А они, Юлька и Лешка, Неистовый и Красотка, скакали по манежу, словно по полю, совсем рядом, ноздря в ноздрю, вжавшись в седла и слегка притормаживая лишь на поворотах. Неистовый громко фыркал, иногда даже тихонечко ржал, кося на Красотку огромным влажным глазом и приоткрыв рот, в углах которого закипала пена, однако вороная не замечала его, послушно, как школьница, выполняя все фигуры верховой езды.
Частенько Юлькиных силенок не хватало, чтобы затянуть потуже подпруги, да и Неистовый, вспомнив вдруг, что он жеребец, а не мерин, хоть и служит в прокате, порой ощеривал большие желтые зубы, норовя куснуть ее за плечо. Юлька от досады готовилась зареветь, но почему-то всегда в этот момент Лешка оказывался рядом.
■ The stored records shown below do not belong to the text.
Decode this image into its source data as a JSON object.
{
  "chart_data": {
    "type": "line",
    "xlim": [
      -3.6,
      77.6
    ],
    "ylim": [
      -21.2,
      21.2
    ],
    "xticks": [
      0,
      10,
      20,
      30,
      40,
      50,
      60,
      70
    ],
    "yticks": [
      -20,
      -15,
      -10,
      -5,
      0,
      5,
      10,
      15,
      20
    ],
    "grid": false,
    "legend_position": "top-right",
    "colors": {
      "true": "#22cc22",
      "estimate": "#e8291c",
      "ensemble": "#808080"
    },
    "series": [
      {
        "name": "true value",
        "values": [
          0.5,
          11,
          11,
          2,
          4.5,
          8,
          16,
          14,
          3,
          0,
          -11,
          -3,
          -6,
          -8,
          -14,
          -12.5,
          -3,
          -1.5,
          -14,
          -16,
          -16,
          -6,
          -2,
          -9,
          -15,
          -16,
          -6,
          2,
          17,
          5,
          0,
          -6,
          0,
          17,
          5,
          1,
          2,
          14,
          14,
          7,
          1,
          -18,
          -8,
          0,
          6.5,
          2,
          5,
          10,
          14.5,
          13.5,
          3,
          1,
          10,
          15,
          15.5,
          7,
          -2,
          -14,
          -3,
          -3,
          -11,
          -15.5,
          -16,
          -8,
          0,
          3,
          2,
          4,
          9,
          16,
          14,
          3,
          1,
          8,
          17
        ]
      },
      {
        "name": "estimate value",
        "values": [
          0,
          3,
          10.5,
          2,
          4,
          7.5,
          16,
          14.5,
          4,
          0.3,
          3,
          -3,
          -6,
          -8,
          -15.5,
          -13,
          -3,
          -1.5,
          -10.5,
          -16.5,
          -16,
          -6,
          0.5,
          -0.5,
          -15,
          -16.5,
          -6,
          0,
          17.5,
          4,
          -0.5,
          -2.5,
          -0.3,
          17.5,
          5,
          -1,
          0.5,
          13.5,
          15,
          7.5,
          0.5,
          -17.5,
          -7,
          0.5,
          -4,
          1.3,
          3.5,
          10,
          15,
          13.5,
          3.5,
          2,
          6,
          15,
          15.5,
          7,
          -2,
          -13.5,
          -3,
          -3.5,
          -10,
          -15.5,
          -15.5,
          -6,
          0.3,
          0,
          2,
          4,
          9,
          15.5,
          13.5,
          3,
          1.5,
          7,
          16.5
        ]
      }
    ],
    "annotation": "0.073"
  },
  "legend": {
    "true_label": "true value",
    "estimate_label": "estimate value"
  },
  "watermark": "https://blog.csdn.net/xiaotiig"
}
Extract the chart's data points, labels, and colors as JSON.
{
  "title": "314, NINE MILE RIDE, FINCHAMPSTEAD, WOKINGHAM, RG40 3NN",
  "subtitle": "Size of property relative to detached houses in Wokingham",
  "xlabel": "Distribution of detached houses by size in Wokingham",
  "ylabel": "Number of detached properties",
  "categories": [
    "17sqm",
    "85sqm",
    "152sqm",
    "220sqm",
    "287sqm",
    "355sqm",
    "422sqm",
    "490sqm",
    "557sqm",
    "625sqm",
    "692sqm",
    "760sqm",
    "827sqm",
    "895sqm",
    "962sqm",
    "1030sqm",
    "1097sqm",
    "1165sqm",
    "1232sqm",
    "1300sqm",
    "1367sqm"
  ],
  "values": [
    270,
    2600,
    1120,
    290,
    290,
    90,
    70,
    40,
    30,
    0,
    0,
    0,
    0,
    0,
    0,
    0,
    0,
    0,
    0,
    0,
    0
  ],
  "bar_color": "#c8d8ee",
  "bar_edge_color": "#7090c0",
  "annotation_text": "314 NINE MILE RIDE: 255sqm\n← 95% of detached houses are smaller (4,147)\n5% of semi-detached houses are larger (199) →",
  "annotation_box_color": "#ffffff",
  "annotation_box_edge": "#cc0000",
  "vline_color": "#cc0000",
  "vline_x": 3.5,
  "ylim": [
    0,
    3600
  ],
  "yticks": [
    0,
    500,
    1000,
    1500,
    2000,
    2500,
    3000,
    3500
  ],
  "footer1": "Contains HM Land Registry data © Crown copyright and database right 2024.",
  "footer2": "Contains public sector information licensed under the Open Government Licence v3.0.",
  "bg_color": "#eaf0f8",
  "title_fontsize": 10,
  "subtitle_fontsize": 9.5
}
– Отзынь, я сама! – злилась Юлька, пытаясь подтянуть подпругу под животом жеребца, и упиралась кудрявой головой в огромный теплый бок Неистового. Но до нужной дырочки на подпруге все равно было еще далеко.
– Не суетись, крутышка! – отодвигал ее плечом Лешка, и через несколько секунд Неистовый уже стоял под седлом.
Неприметный в обычной жизни, невысокий белобрысый очкарик Лешка, вскочив в седло, преображался, становился почти красивым. Он любил показать молодецкую удаль и, незаметно затянув узду, провоцировал Красотку встать на свечку. До проката вороная кобыла служила у каскадеров и знала много разных фокусов.
– Эй, каскадер! Да-да, вон тот, на Красотке! В следующий раз не приходи! Я за вас в тюрьме сидеть не собираюсь! – орал на Лешку тренер, но через неделю угроза забывалась, и парень, к восторгу девчонок, повторял свою «коронку».
В тот день у Юльки все пошло кувырком с самого утра. Троллейбус ускользнул из-под носа, и, опоздав, она еле-еле успела протиснуться к заветному окошку, чтобы купить билет. А в довершении всех бед только в раздевалке заметила, что хлыстик дома забыла. В общем, на манеж Юлька выехала в отвратительном настроении. И Неистовый, словно читая мысли всадницы, заупрямился, стал выскакивать поперек смены, кидаться на других жеребцов. Юлька лупила его каблуками ездовых сапог, изо всех сил натягивала повод, но без хлыста все это было разгоряченному жеребцу что комариные укусы. И тогда всадница решилась на то, что (знала ведь прекрасно!), делать было нельзя: поставила Неистового вплотную за Красоткой, чтобы конь наконец поднялся в галоп. Жеребец заржал, рванул к кобыле, та двинула его копытом, и Лешка, а за ним и Юлька вылетели из седел на опилки. А лошади, освободившись от всадников, понеслись по кругу, вовлекая в бешеную первобытную скачку остальных прокатских кляч, возомнивших себя внезапно скакунами.